Es immer vor sich her zu tragen und zu sagen, wir steigern die Wahlbeteiligung, indem wir jungen Menschen die Chance geben, sich zu beteiligen, ist schlichtweg falsch.

(Beifall der CDU und der AfD)

Das Weitere ist, wenn Sie diese Studie hier nicht anbringen wollen, um damit zu überzeugen, dann lassen wir es einfach bleiben, dann ist nämlich gar keine Studie da, die davon ausgeht, dass junge Menschen sich dafür aussprechen.

Ich muss auch noch einmal auf den Zwischenruf von Ihnen eingehen, Frau Willius-Senzer. Sie sagten: Wir waren ja dort. – Ja, wir waren bei den jungen Menschen. Wir waren beim Dachverband der kommunalen Jugendvertretungen. Die waren auch hier. Die haben sich nicht in ihrer Mehrheit für das Wahlalter von 16 Jahren ausgesprochen. Nein, es ist einfach falsch, so etwas zu behaupten. Das stimmt einfach nicht, nein.

(Abg Michael Hüttner, SPD: Machen Sie doch eine Abfrage! – Zurufe von SPD und BÜNDNIS 90/DIE GRÜNEN)

Ja, wir können durchaus eine neue Studie durchführen. Dann soll sich doch der Landtag zusammenfinden und eine neue Studie zum Wahlalter von 16 Jahren in Auftrag geben, und dann werden wir sehen, was dabei heraus

(Abg. Martin Haller, SPD: Ja, das ist doch einmal ein Vorschlag! – Abg. Alexander Schweitzer, SPD: Ist das Euer Antrag? – Abg. Martin Haller, SPD: Da könnt Ihr jetzt nicht mehr zurück! – Abg.

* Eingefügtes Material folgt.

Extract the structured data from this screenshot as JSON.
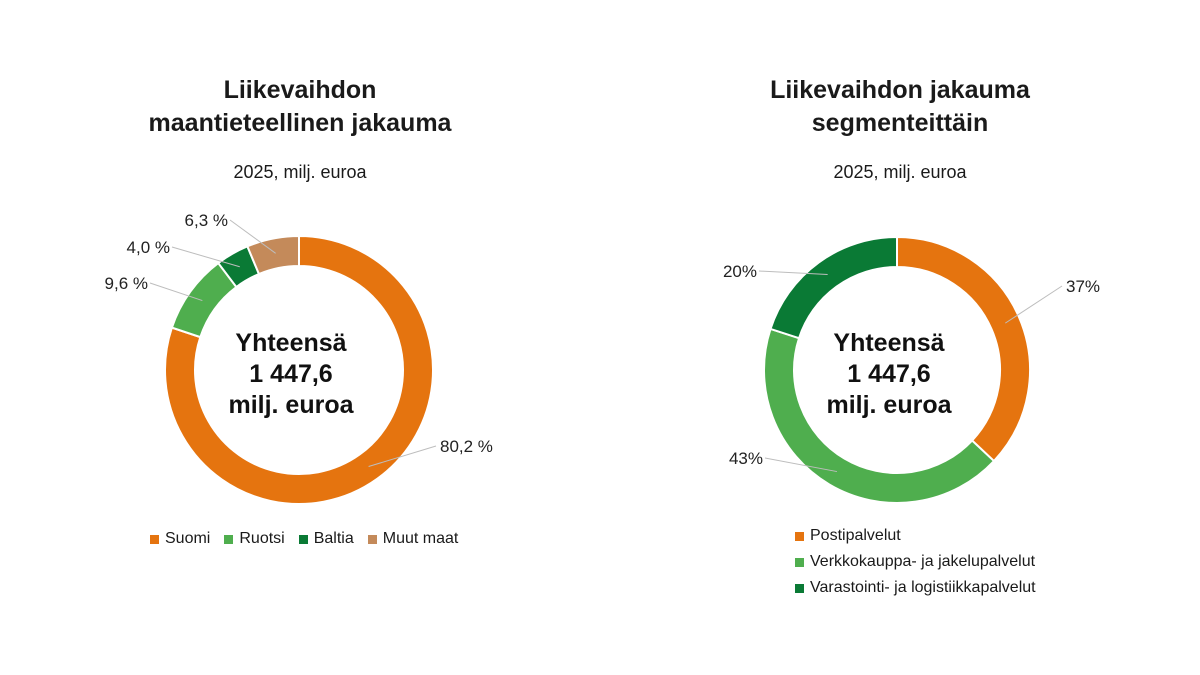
{
  "chart_data": [
    {
      "type": "donut",
      "title": "Liikevaihdon\nmaantieteellinen jakauma",
      "subtitle": "2025, milj. euroa",
      "center_label": [
        "Yhteensä",
        "1 447,6",
        "milj. euroa"
      ],
      "categories": [
        "Suomi",
        "Ruotsi",
        "Baltia",
        "Muut maat"
      ],
      "values": [
        80.2,
        9.6,
        4.0,
        6.3
      ],
      "data_labels": [
        "80,2 %",
        "9,6 %",
        "4,0 %",
        "6,3 %"
      ],
      "colors": [
        "#E5740F",
        "#4FAE4E",
        "#0A7A35",
        "#C48A5A"
      ],
      "legend_position": "bottom"
    },
    {
      "type": "donut",
      "title": "Liikevaihdon jakauma\nsegmenteittäin",
      "subtitle": "2025, milj. euroa",
      "center_label": [
        "Yhteensä",
        "1 447,6",
        "milj. euroa"
      ],
      "categories": [
        "Postipalvelut",
        "Verkkokauppa- ja jakelupalvelut",
        "Varastointi- ja logistiikkapalvelut"
      ],
      "values": [
        37,
        43,
        20
      ],
      "data_labels": [
        "37%",
        "43%",
        "20%"
      ],
      "colors": [
        "#E5740F",
        "#4FAE4E",
        "#0A7A35"
      ],
      "legend_position": "bottom"
    }
  ]
}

Michael Hüttner, SPD: Dem weitergehenden Antrag stimmen wir zu!)

In den letzten 20 Studien kam immer heraus, dass das Wahlalter ab 16 Jahren von den Menschen, die es betrifft – nicht von Ihnen, nicht von denen, die es überstülpen wollen –, abgelehnt wird.

(Beifall der CDU und bei der AfD – Abg. Martin Haller, SPD: Da gibt es von uns einen Haushaltsantrag! Die Studie machen wir! – Abg. Alexander Schweitzer, SPD: Das war die mündliche Ergänzung Eures Antrags! – Zuruf des Abg. Christian Baldauf, CDU)

Für die AfD hat Herr Dr. Bollinger das Wort.

Sehr geehrter Herr Präsident, meine Damen und Herren! Ich darf kurz auf die Frau Kollegin Schellhammer eingehen. Frau Schellhammer, die Wahlbeteiligung steigt in Deutschland, und das ist auf die AfD zurückzuführen,

(Beifall der AfD – Heiterkeit im Hause)

die allein bei der letzten Bundestagswahl 1,5 Millionen Nichtwähler für die Demokratie zurückgewonnen hat. Da können Sie lachen, so viel Sie möchten – das ist eine Missachtung der Demokratie.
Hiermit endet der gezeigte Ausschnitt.